As the upcoming United States of America presidential elections have now descended into a farcical face-off between a narcissistic sociopath exploiting fascist hate for personal glory and a Machiavellian schemer controlled by corporate greed intent on meddling in other countries, the electoral commission has finally slapped itself in the face with a wet fish, come to their senses, and realised that a third candidate is essential to hold the country together.

It has been announced that Mad magazine’s mysterious and iconic mascot Alfred E Neuman will appear as a third option on the ballot papers in November.

“He may be not be a real person, but he’s just what America needs right now,” said Clarence Wellesby, CEO of the EAC, clearly exhausted after a stressful weekend arguing the toss for a string of popular fictional icons that made up the long list for additional candidate.

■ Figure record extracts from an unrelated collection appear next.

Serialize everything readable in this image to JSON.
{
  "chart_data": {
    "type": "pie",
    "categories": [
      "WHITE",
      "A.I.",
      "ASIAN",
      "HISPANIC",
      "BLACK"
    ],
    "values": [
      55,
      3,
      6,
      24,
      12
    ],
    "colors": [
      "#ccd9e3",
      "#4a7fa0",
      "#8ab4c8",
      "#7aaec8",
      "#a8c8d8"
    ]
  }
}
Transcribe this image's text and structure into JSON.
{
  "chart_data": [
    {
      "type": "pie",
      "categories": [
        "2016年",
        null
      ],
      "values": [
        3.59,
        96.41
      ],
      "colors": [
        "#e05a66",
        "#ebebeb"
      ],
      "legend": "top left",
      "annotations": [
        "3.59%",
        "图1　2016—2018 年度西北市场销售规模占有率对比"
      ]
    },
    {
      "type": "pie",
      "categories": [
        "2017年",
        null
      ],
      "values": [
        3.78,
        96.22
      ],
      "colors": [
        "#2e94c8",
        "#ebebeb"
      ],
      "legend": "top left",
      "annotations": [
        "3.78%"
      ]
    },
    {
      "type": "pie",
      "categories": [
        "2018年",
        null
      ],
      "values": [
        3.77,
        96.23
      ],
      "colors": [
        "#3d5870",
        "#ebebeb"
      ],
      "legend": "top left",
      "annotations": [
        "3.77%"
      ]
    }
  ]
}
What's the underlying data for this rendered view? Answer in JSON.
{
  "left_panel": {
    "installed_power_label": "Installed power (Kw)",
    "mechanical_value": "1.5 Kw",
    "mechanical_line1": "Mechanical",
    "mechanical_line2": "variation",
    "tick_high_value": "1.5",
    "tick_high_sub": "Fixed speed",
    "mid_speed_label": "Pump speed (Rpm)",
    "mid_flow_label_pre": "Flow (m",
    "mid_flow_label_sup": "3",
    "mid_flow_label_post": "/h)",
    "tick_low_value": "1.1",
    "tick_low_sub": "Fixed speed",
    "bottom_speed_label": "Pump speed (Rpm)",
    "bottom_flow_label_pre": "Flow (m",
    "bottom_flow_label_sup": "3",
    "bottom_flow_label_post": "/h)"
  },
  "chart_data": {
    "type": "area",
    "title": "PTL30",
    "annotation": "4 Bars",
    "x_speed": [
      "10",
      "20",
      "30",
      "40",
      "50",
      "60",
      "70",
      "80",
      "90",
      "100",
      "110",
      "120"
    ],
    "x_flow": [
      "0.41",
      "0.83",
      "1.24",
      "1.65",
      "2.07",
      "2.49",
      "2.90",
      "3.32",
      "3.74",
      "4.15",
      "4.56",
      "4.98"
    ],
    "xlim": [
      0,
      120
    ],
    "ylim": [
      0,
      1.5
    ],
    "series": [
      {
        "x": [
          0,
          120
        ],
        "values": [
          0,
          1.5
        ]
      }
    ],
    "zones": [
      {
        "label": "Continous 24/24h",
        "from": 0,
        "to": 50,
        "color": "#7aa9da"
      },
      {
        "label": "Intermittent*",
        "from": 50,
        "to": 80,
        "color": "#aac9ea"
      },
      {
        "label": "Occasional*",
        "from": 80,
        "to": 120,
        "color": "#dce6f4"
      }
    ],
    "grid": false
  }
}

“There was obviously a lot of heat for Jon Snow from the kids in the group, while the old-timers favoured Atticus Finch, who was at least American. Ultimately, it was agreed that the best option would be someone who wasn’t even attempting to be a character. We’ve all just had enough of personalities.”

“We just need to get on with running the country, making sure the streets are swept, the garbage collected and the phones work. Us civil servants and bureaucrats can get on with doing that as we always have, and we don’t need some megalomaniacal demagogue screaming at us over our mid-morning coffee and donut. We certainly don’t want any more wars to bother us. The paperwork is a nightmare.”

Early audience reactions to the news of an America under Alf have been overwhelmingly positive, with supporters of both Republican and Democrat candidates breathing a collective sigh of relief, both sides feeling that they had all taken it way too far, and it was nice to step back from the brink. “Just look at what happened with England and Brexit, that’s a big warning to us all. No-one wants to be that stupid.”

Queries over whether a stand-in would be used for appearances and speeches were met with a shrug and a chuckle. “We’ll just show his adorable cute face and play some music until people change the channel. That always worked for Reagan.”